Unfortunately, there’s a lot of outcry over the updates to the algorithm, with many marketers grumbling that they don’t want personalized results.
The fact is, a typical user who doesn’t have their mind focused on SEO, actually does want personalized results, because personalized results deliver a more effective search experience.
And let’s face it, Google is in this for the money, so improving the search experience of the average user is going to improve return use and keep those people coming back, clicking on adds, and using the service.
One of the biggest complaints though is that Twitter and Facebook aren’t given as much face time in the search results as Google+ where social results are concerned. What both Twitter and Facebook are afraid of is that they’re “giving” “their” social graph to Google, thereby allowing Google to easily grow its own social network because it would make it very easy for Google to suggest friends to you or say “these friends of yours already use Google+, shouldn’t you use it too?”.
So by opening up, they’d open their books to a competitor.
What’s upsetting people is that this handling of information should be up to the user, not the platform. When this becomes the choice of the user, Google should then favor the social network they are most active on, where a lot of the sharing takes place.
Thus, if I’m more active on Facebook than Google+, it should be highlighting information from that platform over others. Right now, it seems like Google is mainly highlighting information from Google+. Like other attempts to improve search from Google, this one is raising some eyebrows around the world of SEO in Tulsa and beyond.
It’s certainly food for discussion.
It’s not something we can get rid of unfortunately.
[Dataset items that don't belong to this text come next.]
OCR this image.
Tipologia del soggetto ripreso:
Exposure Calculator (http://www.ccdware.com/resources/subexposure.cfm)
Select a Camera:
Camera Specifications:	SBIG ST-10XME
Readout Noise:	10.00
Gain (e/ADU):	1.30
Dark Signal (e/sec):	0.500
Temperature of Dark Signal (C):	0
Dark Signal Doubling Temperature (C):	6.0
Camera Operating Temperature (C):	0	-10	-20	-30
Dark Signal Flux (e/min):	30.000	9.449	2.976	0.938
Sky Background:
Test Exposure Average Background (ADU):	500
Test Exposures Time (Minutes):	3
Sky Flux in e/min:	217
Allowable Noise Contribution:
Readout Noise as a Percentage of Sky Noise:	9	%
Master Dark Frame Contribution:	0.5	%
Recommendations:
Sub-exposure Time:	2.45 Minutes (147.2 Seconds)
When you boil all these changes down to the base of the stock, you’ll find that updates like this are made not because of corporate greed on the part of Google, but because of what people are doing and what they want.
We made social a big deal, we made social networking a part of our daily lives. We put the emphasis on it, now Google is bringing it into the mix.
It’s like cream and coffee folks. Once you mix the two together, you can’t get the cream back out of the coffee. This is a done deal and there’s no way back. Search and social have officially teamed up. Instead of grumping at all about how social feeds and personalization can affect website ranking, you need to consider how you can leverage that personalization to effectively improve your standing among local competitors.
This doesn’t mean SEO in Tulsa – or any other region – is dead. It just means you once again have to evolve your strategy for getting face time with your own customers. The formula to success didn’t change: you have to keep building relations / followers / an audience, create great content and make sure people notice it.